In gram-positive bacterial promoters, the extended −10 motif extends to −17, with a consensus sequence of −17TRTG−14 (Helmann, 1995; Moran et al. 1982; Voskuil and Chambliss, 2002). For E. coli polymerase, the specific sequence at −17 and −16 can affect the level of transcription (Burr et al. 2000; Mitchell et al. 2003), but there is no evidence that these positions are contacted directly.
An early list of σ70-dependent promoter sequences revealed an A/T rich sequence upstream of the −35 element that was present enough to seem significant (Hawley and McClure, 1983). In addition, sequences within this region were found to significantly enhance transcription from some promoters (Chan and Busby, 1989) (also (Ross et al. 1993) and references therein). Using the ribosomal promoter rrnB P1, Ross and co-workers demonstrated that the region from −40 to −60, termed an UP element, was specifically bound by the C-terminal domain of the α-subunits of polymerase (Gaal et al. 1996; Ross et al. 1993) Subsequent work has shown that 2 subsites of A/T rich sequences, a proximal UP element (−45 to −37) and a distal UP element (−58 to −45) (Estrem et al. 1998) are contacted through minor groove interactions with the DNA (Naryshkin et al. 2000; Ross et al. 2001) (Fig. 3, numbering is relative to the −35 element of −35TTGACA−30). Each element can be contacted by one of the two α subunits present in polymerase, and whether the proximal, distal or both elements are contacted can affect promoter recognition and activity (Cellai et al. 2007; Typas and Hengge, 2005). Although a specific sequence is preferred for binding, the α subunits will also interact nonspecifically with this region of DNA (Burns et al. 1999; Ross and Gourse, 2005).

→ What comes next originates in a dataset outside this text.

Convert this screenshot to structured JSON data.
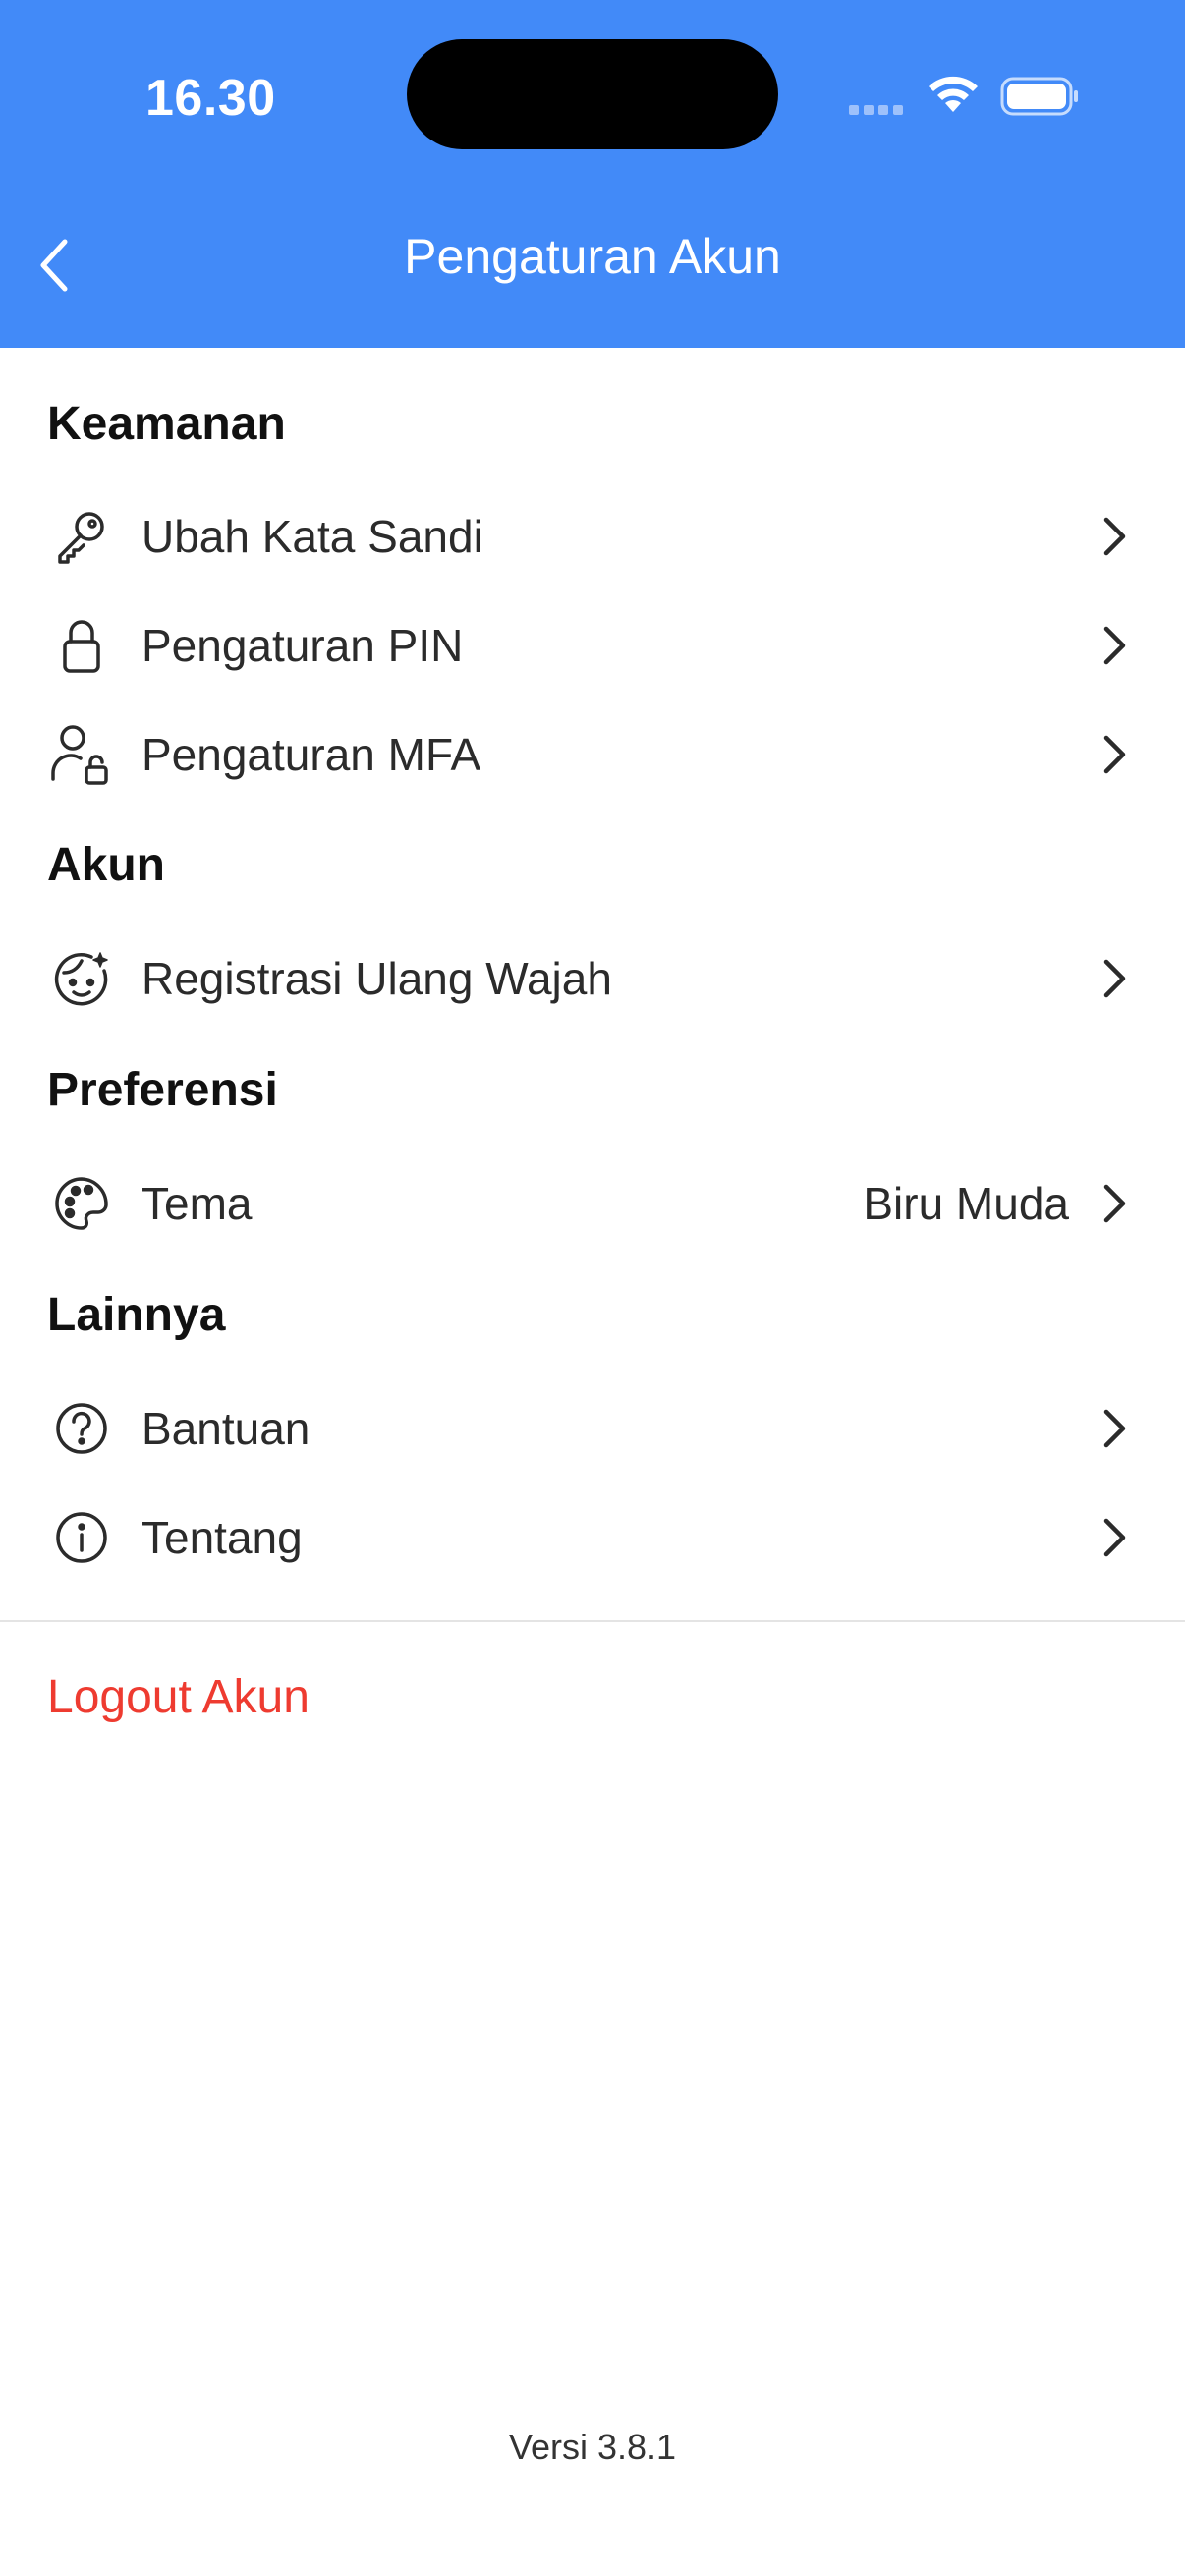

Although the T:A bp at position −12 is recognized by σ70 region 2.4 within the context of ds DNA, several lines of evidence indicate that the nontemplate −12 T may also be recognized when it is ss. Marr and Roberts (Marr and Roberts, 1997) demonstrated that RNA polymerase specifically recognizes and binds to a ss oligomer containing the nontemplate sequence of the −10 element and that a −12 T to C mutation within this oligomer is suppressed by the same σ70 substitution, Q437H, that suppresses the −12 T:A to C:G bp change in ds promoter DNA. Recognition of the −12 nucleotide within ss DNA has also been inferred from competition binding experiments which have demonstrated the specificity of polymerase for a −12 T (Qiu and Helmann, 1999). Finally, the sensitivity of the nontemplate T at −12 to KMnO4, which will react with unpaired thymines and to a lesser extent cytosines, seems to depend on the particular promoter and conditions (Davis et al. 2007a; Hook-Barnard et al. 2006; Kainz and Roberts, 1992; Lim et al. 2001; Nguyen and Burgess, 1997; Sasse-Dwight and Gralla, 1989; Sasse-Dwight and Gralla, 1991; Thouvenot et al. 2004). Thus, whether an interaction between σ70 and position −12 in the context of ss DNA is crucial for the formation of a productive polymerase/promoter complex is not known.
A large body of work, detailed below, has demonstrated that polymerase recognizes the −10 element positions −11ATAAT−7 as ss nontemplate DNA formed at the transcription bubble surrounding the start of transcription. In most of these studies, the A at −11, thought to nucleate strand opening, and the nearly invariant T at −7 have been shown to be particularly important, with lesser and varying contributions from the bases at positions −10 through −8. In many cases, these conclusions have been driven by EMSAs of polymerase and DNA performed in the absence and presence of a challenge, such as heparin. This analysis is meant to distinguish between two types of binding: 1) unstable binding of polymerase to fully duplex DNA, which should only be seen in the absence of the competitor challenge, and 2) the stable, competitor resistant complex. For most promoters, the unstable form is thought to be at an early step in initiation, like RPc or I1. The stable form is presumed to be at a late step, such as RPo, in which the DNA is unwound from position −11 downstream and conformational changes have resulted in the isomerization of the polymerase. In some cases, the presence of the transcription bubble has been confirmed by KMnO4 footprinting.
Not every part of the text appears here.